April 16th, 2004
beethatbumbles and relsqui have joined in an unholy conspiracy against me which makes this post necessary.
In my days of youthful discretion (approximately 4 years ago), I was living in the UCSC dorms. It was my first real departure from the home of my parents. It was the first time where I needn't make up excuses for my actions, nor report to any "superior" (so long as I ducked the proctors anyway).
I lived with a guy named Wes. Wes _loved_ rap. I must admit. I developed a taste for some of it in living with him. We got along pretty well. Especially since I had just turned 21.
In an effort to have great excuses to explore this wonderful chemical called alcohol, I made a point of enjoying (to the point of staying upright and at least semi-rational) the company of those who drank.
This led me into a number of interesting adventures. One of which introduced me to the daughter of Don Ho. I admit, a minor crush as well.
This is neither here nor there. The important part is where Wes and alcohol collided on one evening which has forever left a dark spot upon my soul.
This may have been the night of the fabled game of King's Cup. It's all a blur to me really. I remember being helped up the stairs by a rather attractive girl who lived on the floor below me. I admit it was entirely superfluous. I could have walked up those stairs backwards while reciting the greek alphabet backwards and done a series of backflips afterwards. However, when an attractive girl with a pleasing personality offers to place her arm around you and take you up the steps...well, let's just say that no one of right think would reject it.
After being helped to the room, I opened the door. Wes had a couple of friends over who were rapping to various instrumental tracks that he had set Napster on finding. It was amusing for the most part and it certainly didn't keep me from the care and love that my computers demanded ; )
After they left, Wes said: "Hey Phil....Wanna rap?"
I paused, pondered, and to my evergrowing regret said "Ummm................................sure!"
I refer to this as the night that Wes took advantage of me. Had I not been plied with that wonderful concoction of carbon, hydrogen, and oxygen, I never would have said yes. Not a million years. But I did, and in between a few sessions of passing the mic back and forth, we had this.

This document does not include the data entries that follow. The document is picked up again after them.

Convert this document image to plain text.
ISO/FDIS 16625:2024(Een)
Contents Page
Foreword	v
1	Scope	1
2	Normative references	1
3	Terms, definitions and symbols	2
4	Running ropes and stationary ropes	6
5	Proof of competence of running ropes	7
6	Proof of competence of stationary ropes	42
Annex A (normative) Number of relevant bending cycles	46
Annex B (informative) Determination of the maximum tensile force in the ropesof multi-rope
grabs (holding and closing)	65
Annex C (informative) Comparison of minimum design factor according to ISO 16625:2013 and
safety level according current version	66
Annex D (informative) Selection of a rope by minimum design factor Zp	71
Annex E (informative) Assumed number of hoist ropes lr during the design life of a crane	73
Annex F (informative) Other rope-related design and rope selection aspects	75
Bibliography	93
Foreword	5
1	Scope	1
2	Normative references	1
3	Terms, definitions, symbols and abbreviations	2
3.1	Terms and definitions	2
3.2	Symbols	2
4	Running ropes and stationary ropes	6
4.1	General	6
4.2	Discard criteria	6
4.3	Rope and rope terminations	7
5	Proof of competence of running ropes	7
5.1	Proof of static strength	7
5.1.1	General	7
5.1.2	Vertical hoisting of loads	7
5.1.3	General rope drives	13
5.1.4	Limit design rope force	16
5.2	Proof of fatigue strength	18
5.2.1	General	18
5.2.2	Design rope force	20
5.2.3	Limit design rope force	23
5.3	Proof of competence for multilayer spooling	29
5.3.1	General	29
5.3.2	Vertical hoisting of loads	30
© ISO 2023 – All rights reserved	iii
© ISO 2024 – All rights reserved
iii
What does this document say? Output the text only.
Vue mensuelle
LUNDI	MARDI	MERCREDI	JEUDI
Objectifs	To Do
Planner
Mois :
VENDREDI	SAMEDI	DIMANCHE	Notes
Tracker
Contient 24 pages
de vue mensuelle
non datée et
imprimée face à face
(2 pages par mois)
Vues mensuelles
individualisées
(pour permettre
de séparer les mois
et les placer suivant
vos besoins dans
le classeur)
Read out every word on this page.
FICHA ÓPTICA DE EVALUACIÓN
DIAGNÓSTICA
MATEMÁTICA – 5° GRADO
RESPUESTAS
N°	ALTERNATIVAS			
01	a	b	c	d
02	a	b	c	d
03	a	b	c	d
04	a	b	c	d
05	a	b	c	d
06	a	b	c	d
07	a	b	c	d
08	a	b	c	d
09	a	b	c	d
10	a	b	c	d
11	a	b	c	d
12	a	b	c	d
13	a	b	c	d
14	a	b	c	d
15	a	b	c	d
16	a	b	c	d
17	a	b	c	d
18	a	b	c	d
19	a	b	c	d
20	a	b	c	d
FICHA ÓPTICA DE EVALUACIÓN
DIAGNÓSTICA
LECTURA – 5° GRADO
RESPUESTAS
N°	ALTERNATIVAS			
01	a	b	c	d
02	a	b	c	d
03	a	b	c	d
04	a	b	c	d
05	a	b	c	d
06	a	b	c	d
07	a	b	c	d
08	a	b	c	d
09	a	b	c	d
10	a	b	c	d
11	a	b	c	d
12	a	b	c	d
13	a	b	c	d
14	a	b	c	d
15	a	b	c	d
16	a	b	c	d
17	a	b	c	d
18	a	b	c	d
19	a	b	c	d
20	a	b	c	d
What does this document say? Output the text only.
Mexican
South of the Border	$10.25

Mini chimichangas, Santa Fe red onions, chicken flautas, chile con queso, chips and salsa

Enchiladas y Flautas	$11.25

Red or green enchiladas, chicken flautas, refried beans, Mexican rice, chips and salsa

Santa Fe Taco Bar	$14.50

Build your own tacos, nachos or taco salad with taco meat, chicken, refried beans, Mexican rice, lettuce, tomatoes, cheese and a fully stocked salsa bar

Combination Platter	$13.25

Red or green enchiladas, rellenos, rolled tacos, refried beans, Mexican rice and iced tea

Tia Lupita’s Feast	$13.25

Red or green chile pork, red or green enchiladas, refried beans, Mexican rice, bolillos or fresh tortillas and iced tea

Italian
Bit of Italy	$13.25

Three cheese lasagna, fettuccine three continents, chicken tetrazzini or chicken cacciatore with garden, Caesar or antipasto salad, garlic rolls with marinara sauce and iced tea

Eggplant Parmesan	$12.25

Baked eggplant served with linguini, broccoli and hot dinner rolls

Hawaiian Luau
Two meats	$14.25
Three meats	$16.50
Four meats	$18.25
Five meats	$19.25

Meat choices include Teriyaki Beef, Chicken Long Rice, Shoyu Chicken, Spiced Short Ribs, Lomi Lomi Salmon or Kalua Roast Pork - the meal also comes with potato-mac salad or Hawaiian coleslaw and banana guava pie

Ever since that day, whenever anyone saw me coming down the hall, someone would play it loudly. I would walk down halls full of people I didn't know and someone would inevitably play it. I was something of a celebrity. I began to be introduced as "Fresh Philly". The speed with which it spread across campus was incredible. AIDS, ebola, the common cold...none of them come even remotely close.
Hey, if the computer thing doesn't work out, you can always fall back on your musical tal- oh. Wait...
But I'm just fucking with you, man. Your rap was the shit. ; )
Word, G. Mess with the best and die like the rest, foo'!